Gesendet: Samstag, 11. Oktober 2014 um 20:38 Uhr
Von: "Gary Richmond" <gary.richm...@gmail.com>
An: Peirce-L <peirce-l@list.iupui.edu>
Betreff: [PEIRCE-L] "More Pragmatism, Not Less"
List,
 
Joseph Esposito responded to David Brooks' Oct.3 New York Times column, "The Problem with Pragmatism," with this letter to the editor today. http://www.nytimes.com/2014/10/11/opinion/more-pragmatism-not-less.html?ref=opinion
 

To the Editor:

David Brooks paints an all too convenient caricature of American pragmatism (“The Problem With Pragmatism,” column, Oct. 3). Even the slightest reading of Charles Peirce, William James, John Dewey and Sidney Hook will reveal pragmatists who were passionate about values as well as the means of realizing them in enduring democratic social institutions.

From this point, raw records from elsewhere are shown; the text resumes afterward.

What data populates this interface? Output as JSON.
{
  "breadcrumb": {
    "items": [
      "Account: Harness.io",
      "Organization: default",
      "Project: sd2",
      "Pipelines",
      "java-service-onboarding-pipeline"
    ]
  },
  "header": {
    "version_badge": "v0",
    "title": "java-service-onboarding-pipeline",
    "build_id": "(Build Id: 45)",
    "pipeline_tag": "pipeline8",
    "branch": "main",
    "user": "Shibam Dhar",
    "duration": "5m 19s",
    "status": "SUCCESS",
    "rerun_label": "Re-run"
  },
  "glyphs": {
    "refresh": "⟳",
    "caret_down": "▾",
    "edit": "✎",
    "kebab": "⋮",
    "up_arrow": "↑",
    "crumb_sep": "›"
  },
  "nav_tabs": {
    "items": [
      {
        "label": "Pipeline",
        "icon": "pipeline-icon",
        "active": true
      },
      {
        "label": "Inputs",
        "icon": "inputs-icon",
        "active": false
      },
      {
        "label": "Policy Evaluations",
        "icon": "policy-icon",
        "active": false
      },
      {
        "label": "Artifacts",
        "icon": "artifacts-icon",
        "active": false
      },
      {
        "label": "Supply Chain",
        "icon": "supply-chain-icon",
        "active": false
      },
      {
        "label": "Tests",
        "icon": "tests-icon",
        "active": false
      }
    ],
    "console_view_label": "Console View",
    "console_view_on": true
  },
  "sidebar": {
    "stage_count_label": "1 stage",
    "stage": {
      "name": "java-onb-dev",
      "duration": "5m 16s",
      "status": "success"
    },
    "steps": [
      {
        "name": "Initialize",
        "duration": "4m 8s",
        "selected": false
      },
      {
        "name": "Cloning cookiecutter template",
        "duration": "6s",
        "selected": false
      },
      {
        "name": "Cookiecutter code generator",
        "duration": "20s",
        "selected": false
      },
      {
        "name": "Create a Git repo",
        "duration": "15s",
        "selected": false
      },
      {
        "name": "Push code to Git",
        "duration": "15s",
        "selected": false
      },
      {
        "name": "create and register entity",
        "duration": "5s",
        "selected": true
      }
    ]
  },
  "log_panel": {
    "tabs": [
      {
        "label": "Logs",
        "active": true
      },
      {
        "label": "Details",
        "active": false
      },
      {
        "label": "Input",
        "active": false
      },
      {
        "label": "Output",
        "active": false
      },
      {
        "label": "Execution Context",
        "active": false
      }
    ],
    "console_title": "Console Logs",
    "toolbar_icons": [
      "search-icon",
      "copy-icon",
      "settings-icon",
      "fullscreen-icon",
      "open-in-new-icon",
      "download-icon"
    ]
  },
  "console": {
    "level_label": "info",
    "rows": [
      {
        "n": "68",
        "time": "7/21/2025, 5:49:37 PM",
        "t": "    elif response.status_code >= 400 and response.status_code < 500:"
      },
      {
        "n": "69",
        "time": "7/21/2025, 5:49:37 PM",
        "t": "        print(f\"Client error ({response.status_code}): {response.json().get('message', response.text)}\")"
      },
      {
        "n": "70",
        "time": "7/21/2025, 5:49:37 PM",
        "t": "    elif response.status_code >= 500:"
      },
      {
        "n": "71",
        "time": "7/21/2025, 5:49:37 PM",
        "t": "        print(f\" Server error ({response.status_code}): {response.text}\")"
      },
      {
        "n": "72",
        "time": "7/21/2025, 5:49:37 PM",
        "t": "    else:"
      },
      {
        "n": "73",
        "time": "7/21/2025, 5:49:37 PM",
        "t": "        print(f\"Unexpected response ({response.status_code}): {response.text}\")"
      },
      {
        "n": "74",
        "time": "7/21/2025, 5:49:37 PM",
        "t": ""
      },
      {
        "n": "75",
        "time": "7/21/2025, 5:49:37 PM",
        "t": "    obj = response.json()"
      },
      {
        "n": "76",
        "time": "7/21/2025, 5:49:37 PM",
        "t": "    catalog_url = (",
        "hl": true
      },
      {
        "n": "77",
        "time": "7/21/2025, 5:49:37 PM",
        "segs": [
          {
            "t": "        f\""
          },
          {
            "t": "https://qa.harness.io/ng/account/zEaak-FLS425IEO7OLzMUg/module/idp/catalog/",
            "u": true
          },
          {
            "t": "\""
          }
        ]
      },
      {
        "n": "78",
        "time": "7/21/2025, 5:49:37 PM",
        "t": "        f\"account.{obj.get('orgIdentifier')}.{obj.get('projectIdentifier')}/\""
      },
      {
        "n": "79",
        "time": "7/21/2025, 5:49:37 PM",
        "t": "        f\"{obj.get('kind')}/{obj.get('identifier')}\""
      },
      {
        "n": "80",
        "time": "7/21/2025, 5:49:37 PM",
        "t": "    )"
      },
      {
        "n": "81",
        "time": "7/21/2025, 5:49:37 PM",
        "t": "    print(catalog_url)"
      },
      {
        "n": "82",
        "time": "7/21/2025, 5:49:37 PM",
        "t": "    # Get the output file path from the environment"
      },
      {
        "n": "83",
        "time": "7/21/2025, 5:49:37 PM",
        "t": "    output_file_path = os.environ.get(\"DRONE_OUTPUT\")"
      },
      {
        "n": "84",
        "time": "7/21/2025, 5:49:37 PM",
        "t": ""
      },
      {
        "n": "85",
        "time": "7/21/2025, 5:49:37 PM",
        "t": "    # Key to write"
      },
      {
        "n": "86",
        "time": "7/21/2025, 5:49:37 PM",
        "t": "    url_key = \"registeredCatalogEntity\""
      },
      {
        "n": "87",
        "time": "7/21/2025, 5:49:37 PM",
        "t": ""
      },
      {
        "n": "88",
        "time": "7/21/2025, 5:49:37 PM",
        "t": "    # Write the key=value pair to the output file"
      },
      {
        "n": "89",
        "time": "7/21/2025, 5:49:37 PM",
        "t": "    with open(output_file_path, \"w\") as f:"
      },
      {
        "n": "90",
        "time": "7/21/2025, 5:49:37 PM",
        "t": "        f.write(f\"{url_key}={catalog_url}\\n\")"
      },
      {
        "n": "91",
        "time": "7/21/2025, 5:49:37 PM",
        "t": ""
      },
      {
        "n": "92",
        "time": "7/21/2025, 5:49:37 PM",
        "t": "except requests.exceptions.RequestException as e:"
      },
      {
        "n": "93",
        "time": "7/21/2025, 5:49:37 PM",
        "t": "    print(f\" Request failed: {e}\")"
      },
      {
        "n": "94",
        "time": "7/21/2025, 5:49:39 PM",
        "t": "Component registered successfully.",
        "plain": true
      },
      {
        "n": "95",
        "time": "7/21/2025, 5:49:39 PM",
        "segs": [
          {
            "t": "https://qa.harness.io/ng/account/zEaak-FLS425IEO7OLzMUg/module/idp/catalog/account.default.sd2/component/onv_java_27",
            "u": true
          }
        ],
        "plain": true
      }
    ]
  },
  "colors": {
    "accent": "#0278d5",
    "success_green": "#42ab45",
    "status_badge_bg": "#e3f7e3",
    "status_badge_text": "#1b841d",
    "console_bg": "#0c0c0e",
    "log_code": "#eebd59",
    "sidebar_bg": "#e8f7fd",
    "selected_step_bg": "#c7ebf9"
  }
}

The problem the United States confronts in the Middle East is not paralysis or doubt but the adherence to many years of contradictory and self-defeating values and policies that will make matters worse. What is needed is more pragmatism, not less.

JOSEPH L. ESPOSITO
Tucson, Oct. 4, 2014

 

The writer is a lawyer, philosopher and former student of Sidney Hook.

 
Brooks
' article, http://www.nytimes.com/2014/10/03/opinion/david-brooks-the-problem-with-pragmatism.html?module=Search&mabReward=relbias%3Ar%2C%7B%221%22%3A%22RI%3A10%22%7D which quotes heavily from some of Lewis Mumford's critiques of Liberalism, may have a different kind of Pragmatism in mind than that which Esposito points to, perhaps what Susan Haack in Evidence and Inquiry terms "vulgar Pragmatism" 
(182-202) by which she means especially Richard Rorty's version. 
 
Apropos of the theme Brooks takes up, near the end of the chapter "Vulgar Pragmatism: An Unedifying Prospect," she quotes Peirce as writing: ". . . if I should ever tackle that excessively difficult problem, 'What is for the true interest of society?' I should feel that I stood in need of a great deal of help from the science of legitimate inferences. . ." (
op. cit.
201). Here, as everywhere, Peirce shows himself to be essentially a logician.